In 1941, she published her memoirs under the title America's Musical Inheritance: Memories and Reminiscences, where she mentioned her goals in Minnesota.... as my health improved, I made more ambitious plans for the advancement of music not only in the university but in the entire Middle West, I felt that the only way in which the young student could learn to discriminate between good and bad music was for him to hear the best, and the only sure way of making him love it for life was to let him take part in its production. So I began to make arrangements to bring the best living artists to Minneapolis to give concerts, oratorios, and operas, which would be augmented musically by our Choral Union.During the summers, Schoen-René would return to Paris to re-focus her own education with Pauline Viardot-Garcia. After training as a singing teacher with her brother Manuel García, she went to Berlin in 1909 as a singing teacher.
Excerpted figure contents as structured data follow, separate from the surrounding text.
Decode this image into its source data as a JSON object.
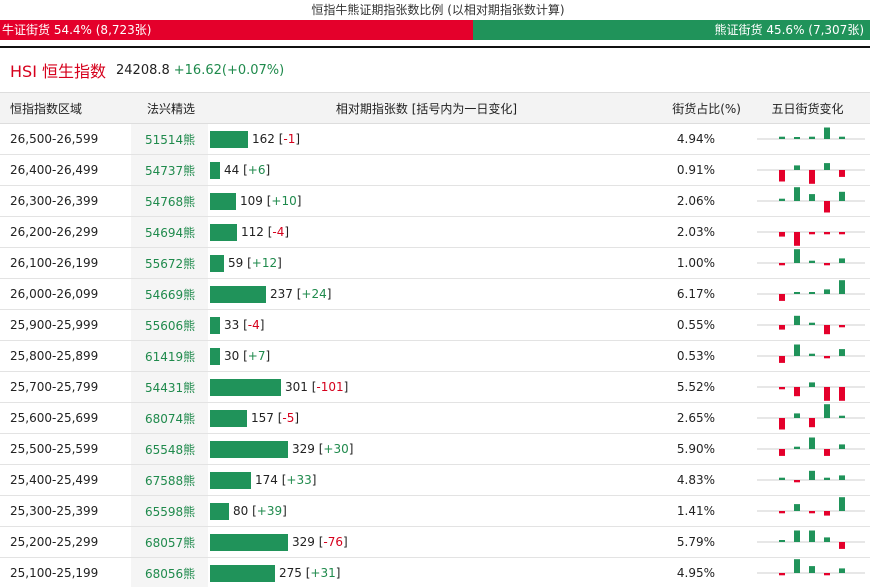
{
  "header": {
    "title": "恒指牛熊证期指张数比例 (以相对期指张数计算)",
    "bull_label": "牛证街货 54.4% (8,723张)",
    "bear_label": "熊证街货 45.6% (7,307张)",
    "bull_fraction": 0.544
  },
  "index": {
    "name": "HSI 恒生指数",
    "value": "24208.8",
    "change": "+16.62(+0.07%)"
  },
  "columns": {
    "range": "恒指指数区域",
    "code": "法兴精选",
    "bar": "相对期指张数 [括号内为一日变化]",
    "pct": "街货占比(%)",
    "spark": "五日街货变化"
  },
  "colors": {
    "bull": "#e4002b",
    "bear": "#20935a",
    "up": "#1f8a4c",
    "down": "#d6001c"
  },
  "rows": [
    {
      "range": "26,500-26,599",
      "code": "51514熊",
      "count": 162,
      "count_text": "162",
      "delta": "-1",
      "pct": "4.94%",
      "spark": [
        1,
        0,
        1,
        5,
        1
      ]
    },
    {
      "range": "26,400-26,499",
      "code": "54737熊",
      "count": 44,
      "count_text": "44",
      "delta": "+6",
      "pct": "0.91%",
      "spark": [
        -5,
        2,
        -6,
        3,
        -3
      ]
    },
    {
      "range": "26,300-26,399",
      "code": "54768熊",
      "count": 109,
      "count_text": "109",
      "delta": "+10",
      "pct": "2.06%",
      "spark": [
        1,
        6,
        3,
        -5,
        4
      ]
    },
    {
      "range": "26,200-26,299",
      "code": "54694熊",
      "count": 112,
      "count_text": "112",
      "delta": "-4",
      "pct": "2.03%",
      "spark": [
        -2,
        -6,
        -1,
        -1,
        -1
      ]
    },
    {
      "range": "26,100-26,199",
      "code": "55672熊",
      "count": 59,
      "count_text": "59",
      "delta": "+12",
      "pct": "1.00%",
      "spark": [
        -1,
        6,
        1,
        -1,
        2
      ]
    },
    {
      "range": "26,000-26,099",
      "code": "54669熊",
      "count": 237,
      "count_text": "237",
      "delta": "+24",
      "pct": "6.17%",
      "spark": [
        -3,
        0,
        0,
        2,
        6
      ]
    },
    {
      "range": "25,900-25,999",
      "code": "55606熊",
      "count": 33,
      "count_text": "33",
      "delta": "-4",
      "pct": "0.55%",
      "spark": [
        -2,
        4,
        1,
        -4,
        -1
      ]
    },
    {
      "range": "25,800-25,899",
      "code": "61419熊",
      "count": 30,
      "count_text": "30",
      "delta": "+7",
      "pct": "0.53%",
      "spark": [
        -3,
        5,
        1,
        -1,
        3
      ]
    },
    {
      "range": "25,700-25,799",
      "code": "54431熊",
      "count": 301,
      "count_text": "301",
      "delta": "-101",
      "pct": "5.52%",
      "spark": [
        -1,
        -4,
        2,
        -6,
        -6
      ]
    },
    {
      "range": "25,600-25,699",
      "code": "68074熊",
      "count": 157,
      "count_text": "157",
      "delta": "-5",
      "pct": "2.65%",
      "spark": [
        -5,
        2,
        -4,
        6,
        1
      ]
    },
    {
      "range": "25,500-25,599",
      "code": "65548熊",
      "count": 329,
      "count_text": "329",
      "delta": "+30",
      "pct": "5.90%",
      "spark": [
        -3,
        1,
        5,
        -3,
        2
      ]
    },
    {
      "range": "25,400-25,499",
      "code": "67588熊",
      "count": 174,
      "count_text": "174",
      "delta": "+33",
      "pct": "4.83%",
      "spark": [
        1,
        -1,
        4,
        1,
        2
      ]
    },
    {
      "range": "25,300-25,399",
      "code": "65598熊",
      "count": 80,
      "count_text": "80",
      "delta": "+39",
      "pct": "1.41%",
      "spark": [
        -1,
        3,
        -1,
        -2,
        6
      ]
    },
    {
      "range": "25,200-25,299",
      "code": "68057熊",
      "count": 329,
      "count_text": "329",
      "delta": "-76",
      "pct": "5.79%",
      "spark": [
        0,
        5,
        5,
        2,
        -3
      ]
    },
    {
      "range": "25,100-25,199",
      "code": "68056熊",
      "count": 275,
      "count_text": "275",
      "delta": "+31",
      "pct": "4.95%",
      "spark": [
        -1,
        6,
        3,
        -1,
        2
      ]
    }
  ]
}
After the start of the First World War, she returned to the United States, where she had been a citizen since 1906. From 1925 on, she taught at the Juilliard School of Music in New York City.

=== Notable students ===
Schoen-René was considered one of the most important singing teachers in the Western world in the 1920s and 1930s. Her strict insistence on discipline earned her the nickname "the Prussian General" among her students. These included many notable vocalists: Lucie Manén, Florencio Constantino, Risë Stevens, Mack Harrell, Judith Doniger, Lanny Ross, Marshall Bartholomew, George Meader, Sonia Essin, Paul Robeson, Thelma Votipka, Lillian Blauvelt, Florence Easton, Karin Branzell, Florence Austral, Charles Kullman, Marie Tiffany, Maria von Maximovitch, Julius Huehn, Eva Gauthier, George Britton, Ramona Rockway, Kitty Carlisle, and Margaret Harshaw.

She died in 1942 in New York City at 78 years of age.

In her will, she created the Anna E. Schoen-René Fund, to be administered by The New York Community Trust, stipulating that the fund's income would be used to help young Americans advance their studies in one of two very different fields, in forestry or in the vocal arts.